There is no shortage of work dedicated to defence at training. Maybe a rethink about the system used should be on the agenda.
Even More Not So Good
I won’t be the first or the last to write about where the NRL is getting it wrong.
You cannot justify decisions based on the best of intentions and little else. And surely this is the point that critics are trying to make.
The supporters of Mr V’landys’ crack down on head shots point to the necessity in his decisive action to eliminate a big negative in the game.
His opponents don’t disagree with the intent, but rather the method. And that seems to be missed by his supporters who want change at any cost.
Reducing the incidence of high, deliberate or reckless contact to the head can definitely be achieved by decisive on field action and meaningful suspensions.
However, we seem to be throwing the baby out with the bath water in penalising defenders for actions that are completely unavoidable. The very fabric of defence in our game is now under threat.
Rugby league is a tough contact sport. There will be accidental contact to the head. It is unavoidable because whether they are attacking or defending, players inevitably put their heads into positions that result in such contact.
Ball carriers fall into tackles in a split second – they stumble, they lower their body to beat a defender or to hit the ground on their stomach in order to have a fast play the ball.
These are accidents which cannot be significantly reduced without putting the onus on the ball carrier.
Unfortunately, the rushed introduction of the crackdown ensured that consultation wasn’t sought about the method of the implementation. Just like the six again rule, it’s all about intent and little about practicalities.
Consequently, players are being penalised for contact that is both accidental and insignificant.
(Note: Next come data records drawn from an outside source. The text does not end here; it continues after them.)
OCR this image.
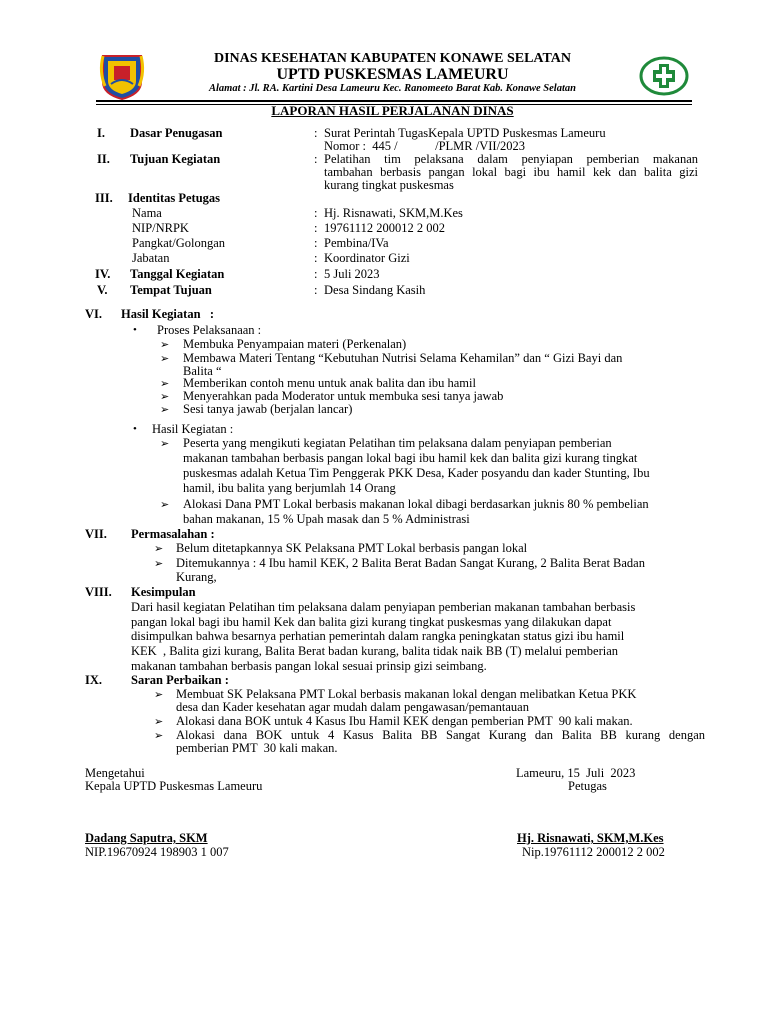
DINAS KESEHATAN KABUPATEN KONAWE SELATAN
UPTD PUSKESMAS LAMEURU
Alamat : Jl. RA. Kartini Desa Lameuru Kec. Ranomeeto Barat Kab. Konawe Selatan
LAPORAN HASIL PERJALANAN DINAS
I. Dasar Penugasan	: Surat Perintah TugasKepala UPTD Puskesmas Lameuru
Nomor :  445 /            /PLMR /VII/2023
II. Tujuan Kegiatan	: Pelatihan tim pelaksana dalam penyiapan pemberian makanan
tambahan berbasis pangan lokal bagi ibu hamil kek dan balita gizi
kurang tingkat puskesmas
III. Identitas Petugas
Nama	: Hj. Risnawati, SKM,M.Kes
NIP/NRPK	: 19761112 200012 2 002
Pangkat/Golongan	: Pembina/IVa
Jabatan	: Koordinator Gizi
IV. Tanggal Kegiatan	: 5 Juli 2023
V. Tempat Tujuan	: Desa Sindang Kasih
VI. Hasil Kegiatan   :
• Proses Pelaksanaan :
➢ Membuka Penyampaian materi (Perkenalan)
➢ Membawa Materi Tentang “Kebutuhan Nutrisi Selama Kehamilan” dan “ Gizi Bayi dan
Balita “
➢ Memberikan contoh menu untuk anak balita dan ibu hamil
➢ Menyerahkan pada Moderator untuk membuka sesi tanya jawab
➢ Sesi tanya jawab (berjalan lancar)
• Hasil Kegiatan :
➢ Peserta yang mengikuti kegiatan Pelatihan tim pelaksana dalam penyiapan pemberian
makanan tambahan berbasis pangan lokal bagi ibu hamil kek dan balita gizi kurang tingkat
puskesmas adalah Ketua Tim Penggerak PKK Desa, Kader posyandu dan kader Stunting, Ibu
hamil, ibu balita yang berjumlah 14 Orang
➢ Alokasi Dana PMT Lokal berbasis makanan lokal dibagi berdasarkan juknis 80 % pembelian
bahan makanan, 15 % Upah masak dan 5 % Administrasi
VII. Permasalahan :
➢ Belum ditetapkannya SK Pelaksana PMT Lokal berbasis pangan lokal
➢ Ditemukannya : 4 Ibu hamil KEK, 2 Balita Berat Badan Sangat Kurang, 2 Balita Berat Badan
Kurang,
VIII. Kesimpulan
Dari hasil kegiatan Pelatihan tim pelaksana dalam penyiapan pemberian makanan tambahan berbasis
pangan lokal bagi ibu hamil Kek dan balita gizi kurang tingkat puskesmas yang dilakukan dapat
disimpulkan bahwa besarnya perhatian pemerintah dalam rangka peningkatan status gizi ibu hamil
KEK  , Balita gizi kurang, Balita Berat badan kurang, balita tidak naik BB (T) melalui pemberian
makanan tambahan berbasis pangan lokal sesuai prinsip gizi seimbang.
IX. Saran Perbaikan :
➢ Membuat SK Pelaksana PMT Lokal berbasis makanan lokal dengan melibatkan Ketua PKK
desa dan Kader kesehatan agar mudah dalam pengawasan/pemantauan
➢ Alokasi dana BOK untuk 4 Kasus Ibu Hamil KEK dengan pemberian PMT  90 kali makan.
➢ Alokasi dana BOK untuk 4 Kasus Balita BB Sangat Kurang dan Balita BB kurang dengan
pemberian PMT  30 kali makan.
Mengetahui
Kepala UPTD Puskesmas Lameuru
Dadang Saputra, SKM
NIP.19670924 198903 1 007
Lameuru, 15  Juli  2023
Petugas
Hj. Risnawati, SKM,M.Kes
Nip.19761112 200012 2 002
Worse still, the bunker is directing referees to go back to earlier plays to award penalties.
The number of players placed on report is absurd, and games are being impacted by such calls. In this round alone, Reed Mahoney and Nathan Brown escaped suspension as they were eventually found to have no case to answer.
Given that the majority of these reports are made after a bunker review, it’s obvious that there is a disconnect between the intent of the crackdown and the delivery via the officials.
Is that really a surprise?
A huge congratulations to Junior Paulo and Reed Mahoney for their respective selections in the Blues and Maroons squads. There a couple of other Eels, especially RCG, who could consider themselves unlucky to miss out on a spot.
Junior will be looking to go one better this year by being the member of the winning squad, whilst Reed is no doubt overjoyed to earn his first call up for Queensland.
It will be an interesting moment when they face each other for the first time, but that mate against mate has always been a major attraction of Origin footy.